Fig. 2: Genome-wide scans for selection during apple domestication.
figure 2

A Fst and B XP-EHH selection scans comparing M. domestica and M. sieversii. The horizontal lines indicate the top 5% of values for each test across the genome

Relatedness among apple cultivars

By calculating IBD among all pairs of 1005 M. domestica accessions, we identified 641 pairs of accessions sharing a clonal relationship. In total, 279 accessions were distributed across 100 clonal groups, with the number of clonal relationships within each group ranging from 1 to 22 (Supplementary Table S8 and Fig. 3A, B). The accessions with the largest number of clonal relationships included ‘Golden Delicious’ (22), ‘Red Delicious’ (15), ‘McIntosh’ (10), and ‘Northern Spy’ (8).

Fig. 3: Clonal and first-degree relationships within the USDA apple collection.
figure 3

A Network of clonal relationships among accessions labelled as M. domestica. Only accessions with at least one clonal relationship (N = 279) are included. Each accession is represented by a dot and each line represents a clonal relationship. B Number of clonal relationships across entire collection (N = 1005). C Network of first-degree relationships among apple accessions. Only accessions with at least one first-degree relationship (N = 535) are included. Each accession is represented by a dot and each line represents a first-degree relationship. D Number of first-degree relationships for each of the unique accessions within the collection (N = 826)

After retaining only one accession from each clonal group, we determined that 535 of the remaining 826 unique accessions had at least one first-degree relative (i.e., sibling, parent–offspring relationship, or equivalent) with another accession in the collection. ‘Golden Delicious’ had the largest number of first-degree relatives (66), while ‘Red Delicious’ had the second largest number of relatives (61). Most accessions (314) had 1 or 2 first-degree relatives, while 44 accessions had >10 (Supplementary Table S9). Over half of the collection (435 out of 826 accessions) were interconnected by a series of first-degree relationships and thus belonged to a single extended pedigree (Fig. 3C, D). When we restricted our analysis to relatives of the top 8 apple cultivars sold in the United States, we identified 129 accessions with a first-degree relationship with at least one of the top 8 apple cultivars (Fig. 4).
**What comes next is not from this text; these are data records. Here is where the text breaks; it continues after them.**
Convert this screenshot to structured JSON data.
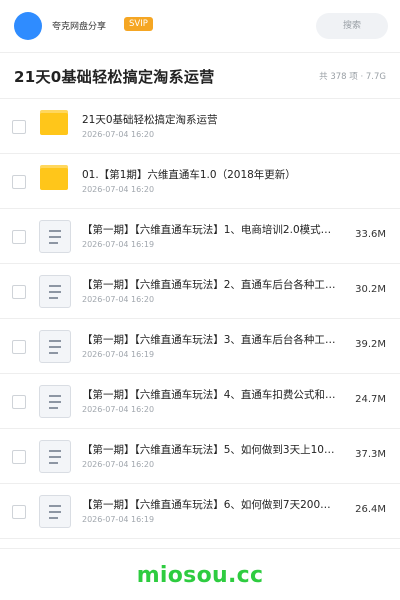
{
  "header": {
    "user_name": "夸克网盘分享",
    "badge": "SVIP",
    "search_placeholder": "搜索"
  },
  "share": {
    "title": "21天0基础轻松搞定淘系运营",
    "meta": "共 378 项 · 7.7G"
  },
  "items": [
    {
      "type": "folder",
      "icon": "folder-icon",
      "name": "21天0基础轻松搞定淘系运营",
      "date": "2026-07-04 16:20",
      "size": ""
    },
    {
      "type": "folder",
      "icon": "folder-icon",
      "name": "01.【第1期】六维直通车1.0（2018年更新）",
      "date": "2026-07-04 16:20",
      "size": ""
    },
    {
      "type": "file",
      "icon": "document-icon",
      "name": "【第一期】【六维直通车玩法】1、电商培训2.0模式…",
      "date": "2026-07-04 16:19",
      "size": "33.6M"
    },
    {
      "type": "file",
      "icon": "document-icon",
      "name": "【第一期】【六维直通车玩法】2、直通车后台各种工具…",
      "date": "2026-07-04 16:20",
      "size": "30.2M"
    },
    {
      "type": "file",
      "icon": "document-icon",
      "name": "【第一期】【六维直通车玩法】3、直通车后台各种工具…",
      "date": "2026-07-04 16:19",
      "size": "39.2M"
    },
    {
      "type": "file",
      "icon": "document-icon",
      "name": "【第一期】【六维直通车玩法】4、直通车扣费公式和质…",
      "date": "2026-07-04 16:20",
      "size": "24.7M"
    },
    {
      "type": "file",
      "icon": "document-icon",
      "name": "【第一期】【六维直通车玩法】5、如何做到3天上10…",
      "date": "2026-07-04 16:20",
      "size": "37.3M"
    },
    {
      "type": "file",
      "icon": "document-icon",
      "name": "【第一期】【六维直通车玩法】6、如何做到7天200…",
      "date": "2026-07-04 16:19",
      "size": "26.4M"
    }
  ],
  "watermark": "miosou.cc",
  "colors": {
    "accent": "#2f8cff",
    "svip": "#f5a623",
    "folder": "#ffc61a",
    "watermark": "#2ecc40"
  }
}
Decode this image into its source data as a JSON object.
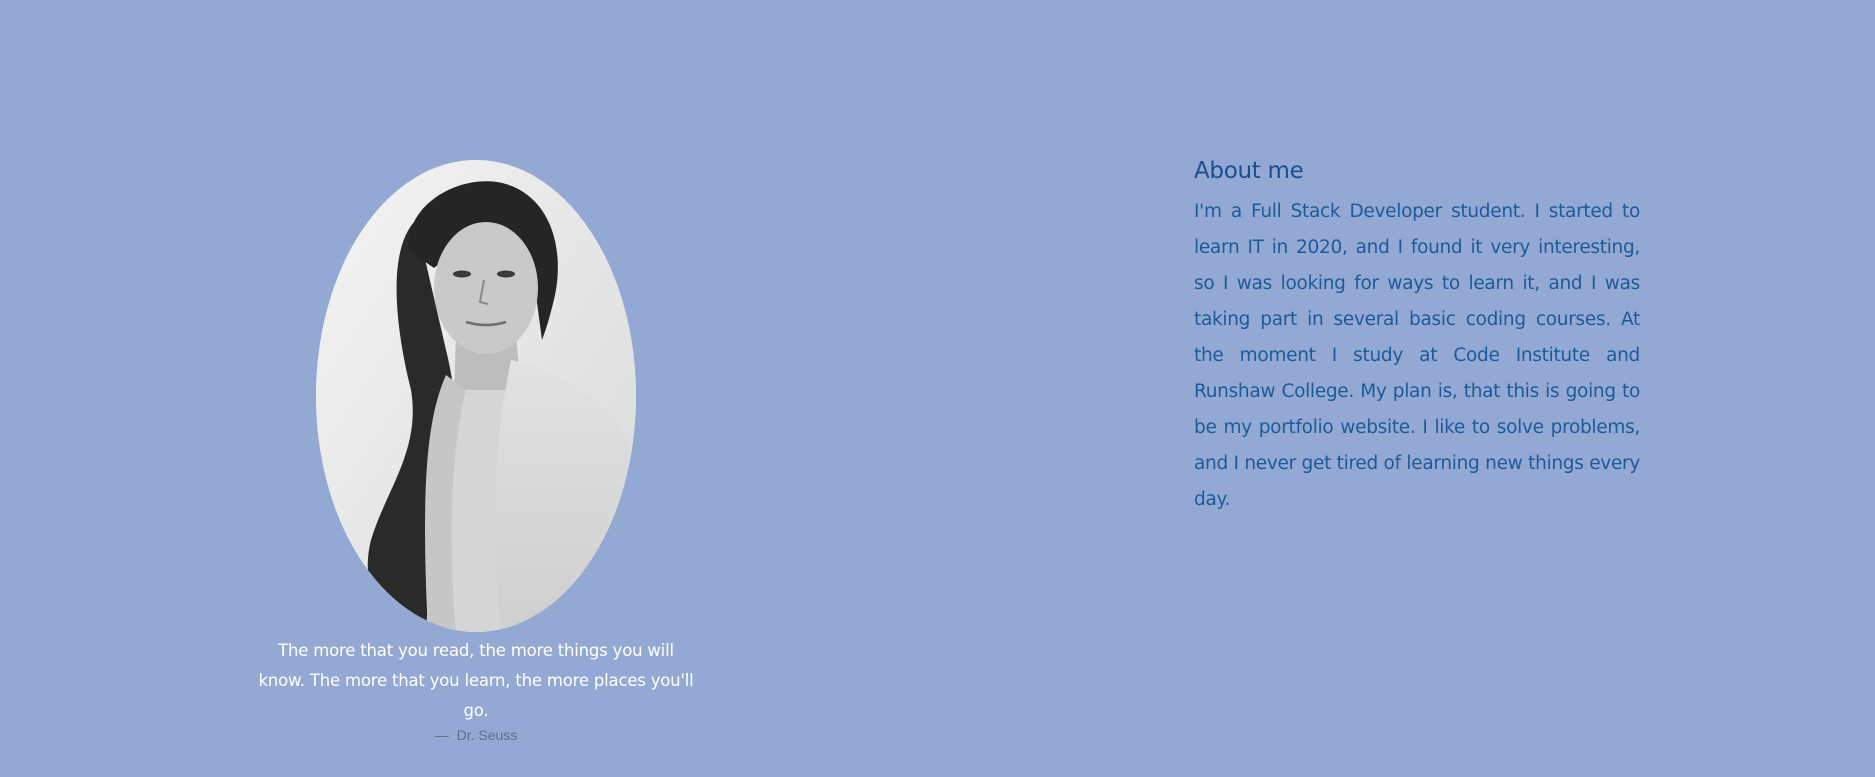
{
  "about": {
    "title": "About me",
    "body": "I'm a Full Stack Developer student. I started to learn IT in 2020, and I found it very interesting, so I was looking for ways to learn it, and I was taking part in several basic coding courses. At the moment I study at Code Institute and Runshaw College. My plan is, that this is going to be my portfolio website. I like to solve problems, and I never get tired of learning new things every day."
  },
  "quote": {
    "text": "The more that you read, the more things you will know. The more that you learn, the more places you'll go.",
    "dash": "—",
    "author": "Dr. Seuss"
  },
  "colors": {
    "background": "#93a9d3",
    "heading": "#1a4f8f",
    "body_text": "#1d5a9a",
    "quote_text": "#ffffff",
    "quote_author": "#5e6f8c"
  }
}
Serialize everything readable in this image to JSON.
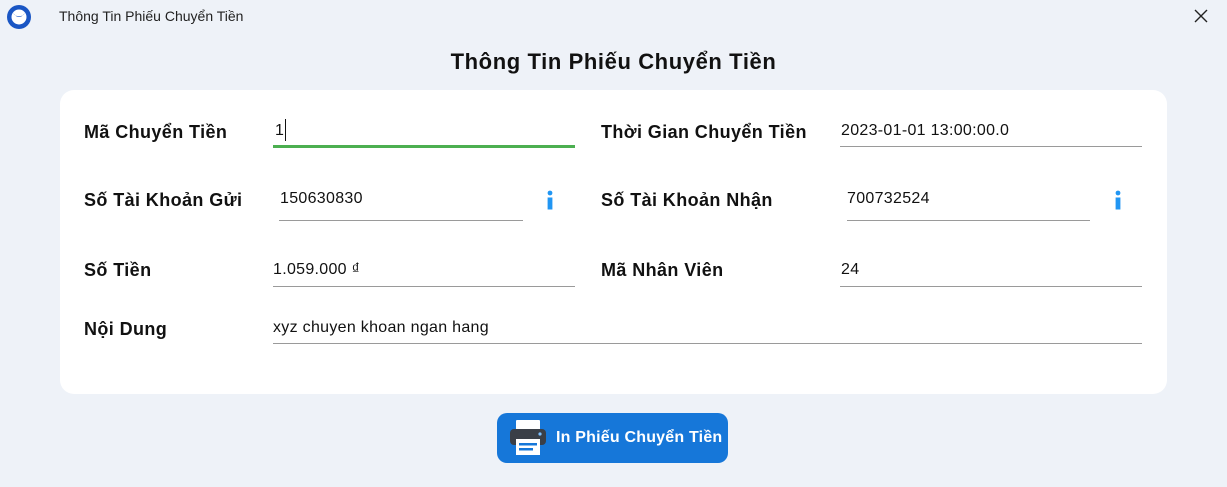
{
  "window": {
    "title": "Thông Tin Phiếu Chuyển Tiền",
    "icons": {
      "app": "app-logo-icon",
      "close": "close-icon"
    }
  },
  "page": {
    "title": "Thông Tin Phiếu Chuyển Tiền"
  },
  "form": {
    "ma_chuyen_tien": {
      "label": "Mã Chuyển Tiền",
      "value": "1"
    },
    "thoi_gian": {
      "label": "Thời Gian Chuyển Tiền",
      "value": "2023-01-01 13:00:00.0"
    },
    "tk_gui": {
      "label": "Số Tài Khoản Gửi",
      "value": "150630830",
      "icon": "info-icon"
    },
    "tk_nhan": {
      "label": "Số Tài Khoản Nhận",
      "value": "700732524",
      "icon": "info-icon"
    },
    "so_tien": {
      "label": "Số Tiền",
      "value": "1.059.000 ₫"
    },
    "ma_nhan_vien": {
      "label": "Mã Nhân Viên",
      "value": "24"
    },
    "noi_dung": {
      "label": "Nội Dung",
      "value": "xyz chuyen khoan ngan hang"
    }
  },
  "actions": {
    "print_label": "In Phiếu Chuyển Tiền",
    "print_icon": "printer-icon"
  },
  "colors": {
    "background": "#eef2f8",
    "card": "#ffffff",
    "accent_blue": "#1677d9",
    "focus_green": "#4caf50",
    "info_blue": "#2196f3"
  }
}
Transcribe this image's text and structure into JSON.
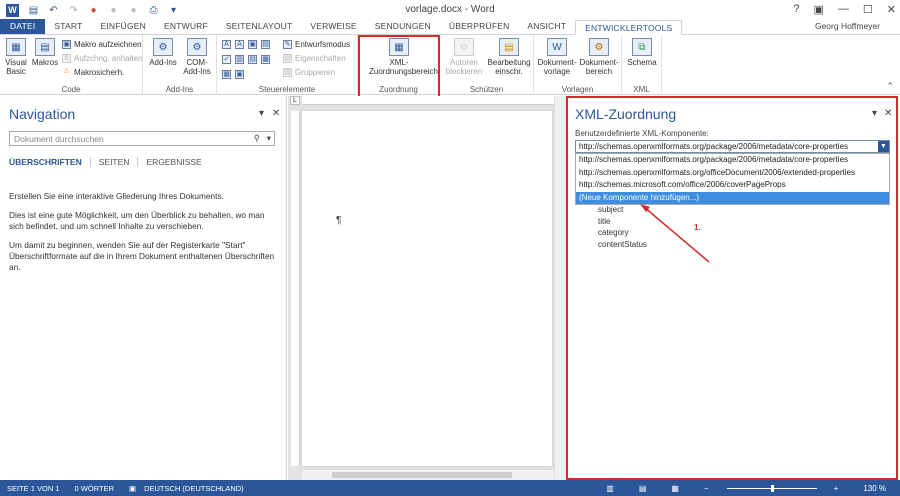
{
  "title": "vorlage.docx - Word",
  "window_controls": [
    "?",
    "▣",
    "—",
    "☐",
    "✕"
  ],
  "qat": [
    "save",
    "undo",
    "redo",
    "record",
    "circle",
    "circle",
    "print",
    "customize"
  ],
  "tabs": [
    "DATEI",
    "START",
    "EINFÜGEN",
    "ENTWURF",
    "SEITENLAYOUT",
    "VERWEISE",
    "SENDUNGEN",
    "ÜBERPRÜFEN",
    "ANSICHT",
    "ENTWICKLERTOOLS"
  ],
  "user": "Georg Hoffmeyer",
  "ribbon": {
    "code": {
      "label": "Code",
      "visual_basic": "Visual Basic",
      "macros": "Makros",
      "record_macro": "Makro aufzeichnen",
      "pause": "Aufzchng. anhalten",
      "macro_security": "Makrosicherh."
    },
    "addins": {
      "label": "Add-Ins",
      "addins": "Add-Ins",
      "com_addins": "COM-Add-Ins"
    },
    "controls": {
      "label": "Steuerelemente",
      "design_mode": "Entwurfsmodus",
      "properties": "Eigenschaften",
      "group": "Gruppieren"
    },
    "mapping": {
      "label": "Zuordnung",
      "xml_pane": "XML-Zuordnungsbereich"
    },
    "protect": {
      "label": "Schützen",
      "block_authors": "Autoren blockieren",
      "restrict_editing": "Bearbeitung einschr."
    },
    "templates": {
      "label": "Vorlagen",
      "doc_template": "Dokument-vorlage",
      "doc_panel": "Dokument-bereich"
    },
    "xml": {
      "label": "XML",
      "schema": "Schema"
    }
  },
  "nav": {
    "title": "Navigation",
    "search_placeholder": "Dokument durchsuchen",
    "tabs": [
      "ÜBERSCHRIFTEN",
      "SEITEN",
      "ERGEBNISSE"
    ],
    "p1": "Erstellen Sie eine interaktive Gliederung Ihres Dokuments.",
    "p2": "Dies ist eine gute Möglichkeit, um den Überblick zu behalten, wo man sich befindet, und um schnell Inhalte zu verschieben.",
    "p3": "Um damit zu beginnen, wenden Sie auf der Registerkarte \"Start\" Überschriftformate auf die in Ihrem Dokument enthaltenen Überschriften an."
  },
  "document": {
    "pilcrow": "¶"
  },
  "xml_pane": {
    "title": "XML-Zuordnung",
    "label": "Benutzerdefinierte XML-Komponente:",
    "selected": "http://schemas.openxmlformats.org/package/2006/metadata/core-properties",
    "options": [
      "http://schemas.openxmlformats.org/package/2006/metadata/core-properties",
      "http://schemas.openxmlformats.org/officeDocument/2006/extended-properties",
      "http://schemas.microsoft.com/office/2006/coverPageProps",
      "(Neue Komponente hinzufügen...)"
    ],
    "tree": [
      "subject",
      "title",
      "category",
      "contentStatus"
    ],
    "annotation": "1."
  },
  "status": {
    "page": "SEITE 1 VON 1",
    "words": "0 WÖRTER",
    "language": "DEUTSCH (DEUTSCHLAND)",
    "zoom": "130 %"
  },
  "colors": {
    "accent": "#2b579a",
    "highlight": "#d52b2b",
    "selection": "#3d8ee0"
  }
}
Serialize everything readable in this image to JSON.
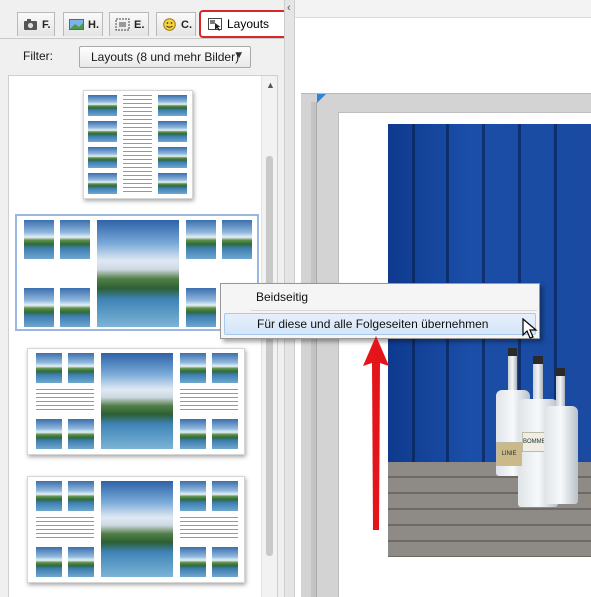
{
  "tabs": [
    {
      "label": "F."
    },
    {
      "label": "H."
    },
    {
      "label": "E."
    },
    {
      "label": "C."
    },
    {
      "label": "Layouts"
    }
  ],
  "filter": {
    "label": "Filter:",
    "selected": "Layouts (8 und mehr Bilder)"
  },
  "context_menu": {
    "items": [
      {
        "label": "Beidseitig"
      },
      {
        "label": "Für diese und alle Folgeseiten übernehmen"
      }
    ]
  },
  "photo_labels": {
    "bottle_1": "LINIE",
    "bottle_2": "BOMMERLU"
  },
  "colors": {
    "highlight_outline": "#d9262a",
    "arrow": "#e3151b",
    "menu_hover": "#d4e5f8",
    "selection_border": "#9ab7df"
  }
}
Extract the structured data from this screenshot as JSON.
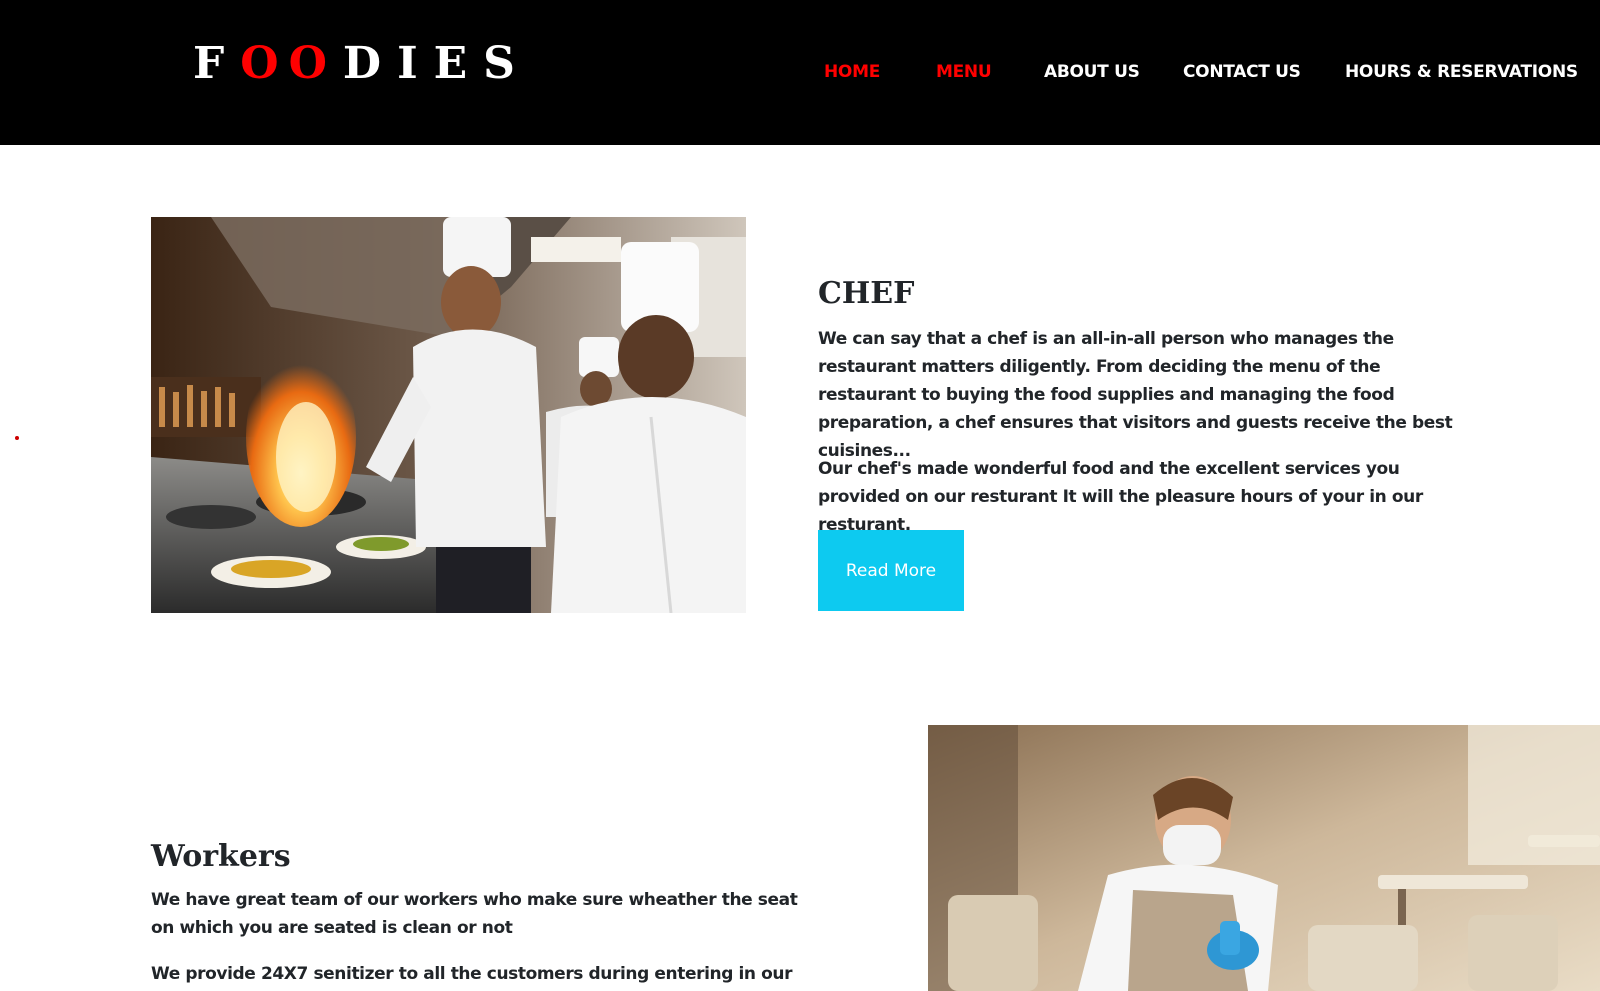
{
  "brand": {
    "logo_part1": "F",
    "logo_part2": "OO",
    "logo_part3": "DIES",
    "accent_color": "#ff0000"
  },
  "nav": {
    "items": [
      {
        "label": "HOME",
        "active": true
      },
      {
        "label": "MENU",
        "active": true
      },
      {
        "label": "ABOUT US",
        "active": false
      },
      {
        "label": "CONTACT US",
        "active": false
      },
      {
        "label": "HOURS & RESERVATIONS",
        "active": false
      }
    ]
  },
  "chef": {
    "title": "CHEF",
    "paragraph1": "We can say that a chef is an all-in-all person who manages the restaurant matters diligently. From deciding the menu of the restaurant to buying the food supplies and managing the food preparation, a chef ensures that visitors and guests receive the best cuisines...",
    "paragraph2": "Our chef's made wonderful food and the excellent services you provided on our resturant It will the pleasure hours of your in our resturant.",
    "button_label": "Read More",
    "button_color": "#0dcaf0"
  },
  "workers": {
    "title": "Workers",
    "paragraph1": "We have great team of our workers who make sure wheather the seat on which you are seated is clean or not",
    "paragraph2": "We provide 24X7 senitizer to all the customers during entering in our"
  }
}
Fig. 4: Network of first-degree relationships with the top 8 apple cultivars sold in the United States.
figure 4

In addition to the top apple cultivars, only accessions with at least one first-degree relationship (N = 129) are included. Each accession is represented by a dot and each line represents a first-degree relationship

Selection during apple improvement

We aimed to identify regions of the apple genome that experienced positive selection due to breeding and improvement. First, we compared dessert and cider apples to identify regions putatively under selection using both Fst (Fig. 5A and Supplementary Table S10) and XP-EHH (Fig. 5B and Supplementary Table S11). Based on the overlap across these two scans, there were 433 SNPs identified as putatively under selection in dessert apples and 81 SNPs in cider apples (Supplementary Table S12). In both instances, we tested for GO enrichment of genes found within 50 kb of these SNPs (Supplementary Table S13) and reported the top ten GO terms (Supplementary Table S14). For dessert apples, the top term was flavonoid biosynthesis while for cider apples, the top terms included malate transport.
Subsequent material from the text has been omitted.